Dari Abu Hurairah radhiyallahu ‘anhu, bahwa Nabi shallallahu ‘alaihi wa sallam
bersabda,
«إِذَا أُقِيمَتِ الصَّلَاةُ فَلَا صَلَاةَ
إِلَّا الْمَكْتُوبَةُ»
“Apabila iqamat
sudah dikumandangkan, maka tidak ada lagi shalat selain shalat fardhu.” (HR.
Ahmad, Muslim, dan para pemilik kitab Sunan)
Dari Abdullah
bin Sirjis, ia berkata, “Ada seorang yang masuk ke masjid sedangkan Rasulullah
shallallahu ‘alaihi wa sallam melakukan shalat Subuh, lalu ia shalat dulu dua
rakaat di pojok masjid kemudian masuk shalat bersama Rasulullah shallallahu
‘alaihi wa sallam. Ketika Rasulullah shallallahu ‘alaihi wa sallam mengucapkan
salam, maka Beliau bersabda, “Wahai fulan! Shalat (Subuh) mana yang kamu
anggap? Shalatmu ketika sendiri atau shalatmu ketika bersama kami?” (HR.

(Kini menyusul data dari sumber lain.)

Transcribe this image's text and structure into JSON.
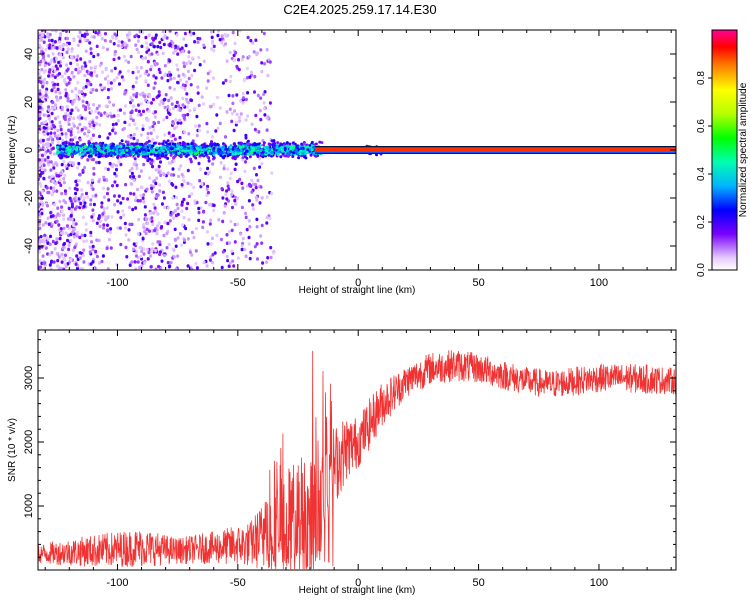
{
  "title": "C2E4.2025.259.17.14.E30",
  "chart_data": [
    {
      "type": "heatmap",
      "name": "spectrogram",
      "xlabel": "Height of straight line (km)",
      "ylabel": "Frequency (Hz)",
      "xlim": [
        -133,
        132
      ],
      "ylim": [
        -50,
        50
      ],
      "xticks": [
        -100,
        -50,
        0,
        50,
        100
      ],
      "yticks": [
        -40,
        -20,
        0,
        20,
        40
      ],
      "xtick_labels": [
        "-100",
        "-50",
        "0",
        "50",
        "100"
      ],
      "ytick_labels": [
        "-40",
        "-20",
        "0",
        "20",
        "40"
      ],
      "colorbar": {
        "label": "Normalized spectral amplitude",
        "range": [
          0,
          1
        ],
        "ticks": [
          0.0,
          0.2,
          0.4,
          0.6,
          0.8
        ],
        "tick_labels": [
          "0.0",
          "0.2",
          "0.4",
          "0.6",
          "0.8"
        ]
      },
      "features": {
        "carrier_line_freq_hz": 0,
        "carrier_line_x_start_km": -18,
        "carrier_band_halfwidth_hz": 1.5,
        "core_band_start_km": -120,
        "core_band_end_km": -15,
        "scatter_region_end_km": -45,
        "core_amplitude_range": [
          0.2,
          0.5
        ],
        "line_amplitude": 0.9
      }
    },
    {
      "type": "line",
      "name": "snr",
      "xlabel": "Height of straight line (km)",
      "ylabel": "SNR (10 * v/v)",
      "xlim": [
        -133,
        132
      ],
      "ylim": [
        0,
        3750
      ],
      "xticks": [
        -100,
        -50,
        0,
        50,
        100
      ],
      "yticks": [
        1000,
        2000,
        3000
      ],
      "xtick_labels": [
        "-100",
        "-50",
        "0",
        "50",
        "100"
      ],
      "ytick_labels": [
        "1000",
        "2000",
        "3000"
      ],
      "color": "#f03232",
      "series": [
        {
          "name": "SNR",
          "envelope_x": [
            -133,
            -110,
            -90,
            -75,
            -60,
            -45,
            -35,
            -25,
            -18,
            -12,
            -5,
            0,
            5,
            10,
            20,
            30,
            40,
            50,
            60,
            70,
            80,
            90,
            100,
            110,
            120,
            132
          ],
          "envelope_mean": [
            250,
            300,
            350,
            300,
            350,
            400,
            650,
            800,
            900,
            1500,
            1900,
            2000,
            2300,
            2600,
            2950,
            3150,
            3200,
            3150,
            3050,
            2950,
            2900,
            2950,
            3000,
            3000,
            2980,
            2950
          ],
          "envelope_spread": [
            150,
            250,
            300,
            200,
            250,
            350,
            700,
            1000,
            1100,
            700,
            500,
            400,
            400,
            350,
            250,
            250,
            250,
            230,
            230,
            220,
            220,
            220,
            220,
            220,
            230,
            200
          ]
        }
      ]
    }
  ]
}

Muslim, Abu Dawud, dan Nasa’i)
Pengingkaran
yang dilakukan Rasulullah shallallahu ‘alaihi wa sallam dengan tanpa menyuruh
orang itu mengulangi shalatnya menunjukkan sahnya shalat tersebut meskipun
makruh. Dari Ibnu Abbas, ia berkata, “Aku pernah shalat, namun muazin sudah
mulai iqamat, maka Nabi Allah shallallahu ‘alaihi wa sallam menarikku dan bersabda,
“Apakah kamu shalat Subuh empat rakaat?” (HR. Baihaqi, Thabrani, Abu Dawud Ath
Thayalisi, Abu Ya’la, dan Hakim ia berkata, “Hadits tersebut sesuai syarat
Bukhari dan Muslim.”)
Dari Abu Musa Al
Asy’ariy radhiyallahu ‘anhu, bahwa Rasulullah shallallahu ‘alaihi wa sallam
pernah melihat seorang shalat (sunah) dua rakaat Subuh ketika muazin sudah
iqamat, maka Beliau memegang pundaknya dan bersabda, “Bukankah shalat ini
sebelum dilakukan ini (iqamat)?” (HR. Thabrani, Al Iraqi berkata, “Isnadnya
jayyid.”)
Abu Bakr Al
Jazairiy berkata, “Tidak boleh memulai melakukan shalat sunah ketika shalat
fardhu telah diiqamatkan. Jika ternyata sudah iqamat, namun ia sedang melakukan
shalat sunah, maka hendaknya ia putuskan jika rakaatnya belum sampai bangun
dari ruku. Jika sudah, maka ia sempurnakan secara ringan.” (Minhajul Muslim
hal. 185)
Wallahu a'lam, wa shallallahu 'ala Nabiyyina Muhammad wa
'alaa aalihi wa shahbihi wa sallam, wa akhiru da’wana anil hamdulillahi Rabbil
’alamin.
Marwan bin Musa
Maraji’: Fiqhussunnah (S. Sabiq), Minhajul Muslim (Abu Bakr Al
Jaza’iriy), Maktabah Syamilah versi 3.45, dll.
[i] Imam Nawawi
berkata, “Setan mendekatkan kepalanya kepada matahari pada waktu-waktu itu agar
orang-orang kafir yang bersujud kepada matahari seakan seperti bersujud
kepadanya dalam gambaran. Ketika itulah, setan dan para pengikutnya tampak
mempunyai kekuatan dan mampu mengelabui orang-orang yang shalat dalam
shalatnya, maka dimakruhkan shalat pada saat ini untuk menjaga shalat itu
sebagaimana dimakruhkan shalat di tempat-tempat yang ditempati setan.”